The basic outline of the disturbance has been known for months, based on earlier reports, video footage from the scene and testimony from Wagner's trial on an assault charge.
But new details about the night's volatile environment at the medical center have been revealed in depositions and interview excerpts cited in an arbitrator's ruling, which was obtained by The World-Herald.
According to that report, officers who were called to the hospital for crowd control reported that the group was angry and agitated. Some people were making statements like “(Expletive) the police” and “Kill the police.”
An agitated Robert Wagner, one of Levering's cousins, was pacing in the lobby, police said.
Officer Jackie Dolinsky — called back to work because a series of “help an officer” distress calls had spread police ranks thin — was among those at the hospital.
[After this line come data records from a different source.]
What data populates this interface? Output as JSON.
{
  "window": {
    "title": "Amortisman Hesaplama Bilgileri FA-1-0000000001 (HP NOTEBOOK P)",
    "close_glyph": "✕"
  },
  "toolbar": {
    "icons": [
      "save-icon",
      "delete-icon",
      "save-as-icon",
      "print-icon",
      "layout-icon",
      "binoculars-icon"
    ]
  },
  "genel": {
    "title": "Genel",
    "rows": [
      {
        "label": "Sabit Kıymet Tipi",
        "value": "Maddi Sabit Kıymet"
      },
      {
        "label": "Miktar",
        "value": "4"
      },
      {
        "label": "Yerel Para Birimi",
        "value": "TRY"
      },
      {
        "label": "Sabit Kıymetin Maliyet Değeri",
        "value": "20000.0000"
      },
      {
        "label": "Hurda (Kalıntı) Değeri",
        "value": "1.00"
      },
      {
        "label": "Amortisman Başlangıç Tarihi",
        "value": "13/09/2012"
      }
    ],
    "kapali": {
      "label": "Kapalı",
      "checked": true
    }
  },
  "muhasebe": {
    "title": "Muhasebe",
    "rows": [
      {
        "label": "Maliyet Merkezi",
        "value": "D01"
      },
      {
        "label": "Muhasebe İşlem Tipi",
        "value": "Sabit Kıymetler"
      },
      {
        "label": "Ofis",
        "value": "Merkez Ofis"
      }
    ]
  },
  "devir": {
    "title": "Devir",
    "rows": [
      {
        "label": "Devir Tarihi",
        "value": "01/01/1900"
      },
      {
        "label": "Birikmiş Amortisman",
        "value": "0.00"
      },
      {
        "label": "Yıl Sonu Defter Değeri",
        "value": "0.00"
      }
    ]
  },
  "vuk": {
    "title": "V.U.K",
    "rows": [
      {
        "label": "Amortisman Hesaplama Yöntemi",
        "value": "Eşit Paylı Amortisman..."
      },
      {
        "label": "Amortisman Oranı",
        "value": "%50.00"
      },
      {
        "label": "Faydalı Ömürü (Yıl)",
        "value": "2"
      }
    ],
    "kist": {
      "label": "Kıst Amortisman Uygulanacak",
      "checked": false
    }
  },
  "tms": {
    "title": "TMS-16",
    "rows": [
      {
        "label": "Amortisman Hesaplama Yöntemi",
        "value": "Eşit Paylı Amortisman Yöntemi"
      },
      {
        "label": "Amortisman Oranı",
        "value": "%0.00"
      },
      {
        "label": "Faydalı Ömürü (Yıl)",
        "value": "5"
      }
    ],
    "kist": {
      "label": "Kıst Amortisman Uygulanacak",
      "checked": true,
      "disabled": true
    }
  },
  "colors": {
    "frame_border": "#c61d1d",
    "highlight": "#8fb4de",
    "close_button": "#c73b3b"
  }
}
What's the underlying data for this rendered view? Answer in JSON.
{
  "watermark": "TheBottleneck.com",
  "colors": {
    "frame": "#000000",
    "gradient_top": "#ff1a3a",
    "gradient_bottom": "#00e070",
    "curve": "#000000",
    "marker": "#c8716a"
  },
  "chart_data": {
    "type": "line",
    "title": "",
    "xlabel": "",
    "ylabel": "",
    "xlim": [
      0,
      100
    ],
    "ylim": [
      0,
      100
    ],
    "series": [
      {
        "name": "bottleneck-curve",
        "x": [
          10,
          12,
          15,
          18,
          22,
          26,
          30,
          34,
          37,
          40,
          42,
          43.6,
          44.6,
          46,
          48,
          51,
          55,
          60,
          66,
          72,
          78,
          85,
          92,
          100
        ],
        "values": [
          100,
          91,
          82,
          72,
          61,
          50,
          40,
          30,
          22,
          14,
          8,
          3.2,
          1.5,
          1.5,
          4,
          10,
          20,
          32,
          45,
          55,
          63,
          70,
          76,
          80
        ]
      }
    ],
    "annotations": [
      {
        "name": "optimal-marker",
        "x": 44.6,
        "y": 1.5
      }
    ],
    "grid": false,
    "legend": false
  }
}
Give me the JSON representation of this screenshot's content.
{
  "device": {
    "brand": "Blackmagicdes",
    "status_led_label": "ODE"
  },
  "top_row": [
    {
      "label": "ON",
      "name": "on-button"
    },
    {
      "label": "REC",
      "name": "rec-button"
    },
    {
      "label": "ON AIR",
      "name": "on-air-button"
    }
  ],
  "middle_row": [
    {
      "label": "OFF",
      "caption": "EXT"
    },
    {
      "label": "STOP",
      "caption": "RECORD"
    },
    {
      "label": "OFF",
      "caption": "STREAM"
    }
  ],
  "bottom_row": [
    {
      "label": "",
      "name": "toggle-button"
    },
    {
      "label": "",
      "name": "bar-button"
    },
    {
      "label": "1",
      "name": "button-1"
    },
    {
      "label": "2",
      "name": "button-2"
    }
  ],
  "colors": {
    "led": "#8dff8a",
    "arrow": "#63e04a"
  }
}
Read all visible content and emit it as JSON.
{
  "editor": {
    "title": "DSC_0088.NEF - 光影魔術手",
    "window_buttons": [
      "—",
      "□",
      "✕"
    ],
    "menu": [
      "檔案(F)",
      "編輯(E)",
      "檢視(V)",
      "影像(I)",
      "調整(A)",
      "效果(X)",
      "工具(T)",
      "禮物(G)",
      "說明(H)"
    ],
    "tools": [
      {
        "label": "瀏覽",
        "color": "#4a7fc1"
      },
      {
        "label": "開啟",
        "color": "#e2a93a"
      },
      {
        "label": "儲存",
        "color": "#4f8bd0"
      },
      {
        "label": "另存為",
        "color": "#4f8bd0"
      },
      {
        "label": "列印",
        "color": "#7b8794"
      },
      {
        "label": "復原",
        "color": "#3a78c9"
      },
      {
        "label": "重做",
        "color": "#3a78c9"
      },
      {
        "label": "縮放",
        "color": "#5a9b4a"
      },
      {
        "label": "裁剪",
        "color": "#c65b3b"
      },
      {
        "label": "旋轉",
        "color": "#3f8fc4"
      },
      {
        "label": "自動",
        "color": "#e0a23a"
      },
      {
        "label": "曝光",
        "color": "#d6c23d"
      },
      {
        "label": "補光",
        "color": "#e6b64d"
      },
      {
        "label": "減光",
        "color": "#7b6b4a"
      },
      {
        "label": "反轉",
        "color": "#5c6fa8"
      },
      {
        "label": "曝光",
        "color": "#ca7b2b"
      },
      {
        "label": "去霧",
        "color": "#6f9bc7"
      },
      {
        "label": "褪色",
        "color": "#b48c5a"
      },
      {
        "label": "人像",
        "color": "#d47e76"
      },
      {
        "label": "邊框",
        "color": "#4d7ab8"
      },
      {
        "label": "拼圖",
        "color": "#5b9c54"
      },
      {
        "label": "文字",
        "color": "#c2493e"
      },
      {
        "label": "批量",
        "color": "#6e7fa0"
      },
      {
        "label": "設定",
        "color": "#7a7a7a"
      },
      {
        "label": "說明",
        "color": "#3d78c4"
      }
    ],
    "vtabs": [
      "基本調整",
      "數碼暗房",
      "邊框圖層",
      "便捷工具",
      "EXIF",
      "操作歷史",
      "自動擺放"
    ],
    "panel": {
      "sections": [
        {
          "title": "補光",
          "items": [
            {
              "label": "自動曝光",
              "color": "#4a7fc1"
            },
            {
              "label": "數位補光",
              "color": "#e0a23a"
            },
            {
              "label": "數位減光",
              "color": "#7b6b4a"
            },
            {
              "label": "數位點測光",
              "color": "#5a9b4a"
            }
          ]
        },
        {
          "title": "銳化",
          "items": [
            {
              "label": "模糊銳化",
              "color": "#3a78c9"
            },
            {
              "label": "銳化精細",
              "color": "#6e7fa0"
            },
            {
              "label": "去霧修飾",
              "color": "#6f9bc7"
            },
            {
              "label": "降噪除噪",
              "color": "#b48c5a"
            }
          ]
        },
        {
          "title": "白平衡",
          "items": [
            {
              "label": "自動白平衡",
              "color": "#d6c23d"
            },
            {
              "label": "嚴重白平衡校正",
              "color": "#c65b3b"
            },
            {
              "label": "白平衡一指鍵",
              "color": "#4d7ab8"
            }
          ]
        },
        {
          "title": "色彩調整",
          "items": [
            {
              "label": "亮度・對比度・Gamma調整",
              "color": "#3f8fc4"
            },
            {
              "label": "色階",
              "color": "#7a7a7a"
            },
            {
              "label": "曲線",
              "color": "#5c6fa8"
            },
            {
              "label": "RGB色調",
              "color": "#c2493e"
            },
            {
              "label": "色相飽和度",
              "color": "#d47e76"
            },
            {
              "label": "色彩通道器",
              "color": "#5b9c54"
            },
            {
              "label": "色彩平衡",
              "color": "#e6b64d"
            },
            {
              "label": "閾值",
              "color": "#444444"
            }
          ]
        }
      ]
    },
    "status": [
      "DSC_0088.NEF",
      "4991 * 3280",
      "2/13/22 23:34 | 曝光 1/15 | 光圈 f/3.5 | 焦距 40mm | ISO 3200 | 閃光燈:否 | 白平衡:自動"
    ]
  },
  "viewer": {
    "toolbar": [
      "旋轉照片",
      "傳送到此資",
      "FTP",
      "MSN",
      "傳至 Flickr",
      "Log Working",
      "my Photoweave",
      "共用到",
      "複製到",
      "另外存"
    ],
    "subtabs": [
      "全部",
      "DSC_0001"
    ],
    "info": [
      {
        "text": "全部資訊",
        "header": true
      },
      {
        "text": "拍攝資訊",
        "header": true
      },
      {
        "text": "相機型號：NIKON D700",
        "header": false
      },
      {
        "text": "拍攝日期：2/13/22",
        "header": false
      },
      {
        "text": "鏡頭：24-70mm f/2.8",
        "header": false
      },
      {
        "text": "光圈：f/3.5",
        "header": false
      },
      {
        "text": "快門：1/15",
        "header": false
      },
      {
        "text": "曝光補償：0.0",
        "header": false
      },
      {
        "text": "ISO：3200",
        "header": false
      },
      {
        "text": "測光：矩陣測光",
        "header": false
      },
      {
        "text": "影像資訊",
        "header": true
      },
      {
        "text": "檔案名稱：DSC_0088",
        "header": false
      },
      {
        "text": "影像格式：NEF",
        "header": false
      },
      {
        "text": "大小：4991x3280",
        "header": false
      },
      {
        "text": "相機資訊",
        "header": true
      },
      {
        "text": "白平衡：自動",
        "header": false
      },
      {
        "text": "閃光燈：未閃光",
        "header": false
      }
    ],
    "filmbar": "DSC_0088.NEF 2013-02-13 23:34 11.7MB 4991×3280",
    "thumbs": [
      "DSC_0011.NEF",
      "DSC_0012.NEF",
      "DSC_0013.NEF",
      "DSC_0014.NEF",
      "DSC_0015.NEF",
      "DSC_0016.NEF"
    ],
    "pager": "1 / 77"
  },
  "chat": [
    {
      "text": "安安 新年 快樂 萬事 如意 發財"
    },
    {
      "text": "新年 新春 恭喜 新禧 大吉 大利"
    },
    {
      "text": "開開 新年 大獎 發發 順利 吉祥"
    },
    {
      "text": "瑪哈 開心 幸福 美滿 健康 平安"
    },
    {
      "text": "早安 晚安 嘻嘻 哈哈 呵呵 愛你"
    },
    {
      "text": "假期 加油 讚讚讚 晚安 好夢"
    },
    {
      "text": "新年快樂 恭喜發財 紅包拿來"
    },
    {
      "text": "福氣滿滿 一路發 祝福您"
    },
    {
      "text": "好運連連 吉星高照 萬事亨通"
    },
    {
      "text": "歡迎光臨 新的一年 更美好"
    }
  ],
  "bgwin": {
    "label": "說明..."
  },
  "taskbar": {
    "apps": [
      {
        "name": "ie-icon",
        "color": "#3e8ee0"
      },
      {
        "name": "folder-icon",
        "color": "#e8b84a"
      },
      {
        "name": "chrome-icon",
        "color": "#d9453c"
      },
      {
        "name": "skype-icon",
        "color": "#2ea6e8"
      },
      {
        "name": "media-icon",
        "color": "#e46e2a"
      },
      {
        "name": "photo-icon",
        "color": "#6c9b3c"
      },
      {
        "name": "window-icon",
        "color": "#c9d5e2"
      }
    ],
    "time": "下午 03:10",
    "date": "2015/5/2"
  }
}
She testified she saw Wagner with his left hand in his waistband and thought he might have a weapon, although police found out later he did not.
Officers testified that Wagner got even more upset at the sight of City Councilman Ben Gray in the emergency room. Gray spent much of the night in a nearby waiting room with Levering's family.
Officers testified they told Wagner to leave the hospital after he cursed at Gray and called him an “Uncle Tom.”
A detective testified that Wagner started to leave, moved just outside the doors, but then turned and cursed at officers and made more threatening comments. So the detective ordered his arrest.
Officer Scott Zymball testified he grabbed Wagner's left wrist. Wagner pulled away and swung with his right arm, striking Zymball in the head, the officer testified.
Other officers pounced. Two Tasers were deployed. One officer said he struck Wagner's leg with a baton as others piled on.
Another officer said it took his entire body weight to bring the 6-foot-4, 320-pound Wagner under control.
Dolinsky testified that she used a Taser on Wagner, then kicked at his leg when she thought he was trying to reach a knife in her pocket.
Officer Aaron Pennington testified he thought Wagner pulled at his gun belt. Surveillance camera footage shows Pennington pulling on Wagner's head before delivering punches, kicks and stomps as police worked to handcuff Wagner.
As officers scuffled with Wagner outside, the crowd inside rushed to the lobby doors. Two State Patrol troopers held the doors shut as irate onlookers pounded on the glass.
“I thought for sure that the glass was going to break,” Officer Ruben Soto testified.
Wagner was charged with felony assault on a police officer. The case ended in a mistrial in April, and Wagner subsequently pleaded no contest to attempted assault on an officer, a misdemeanor.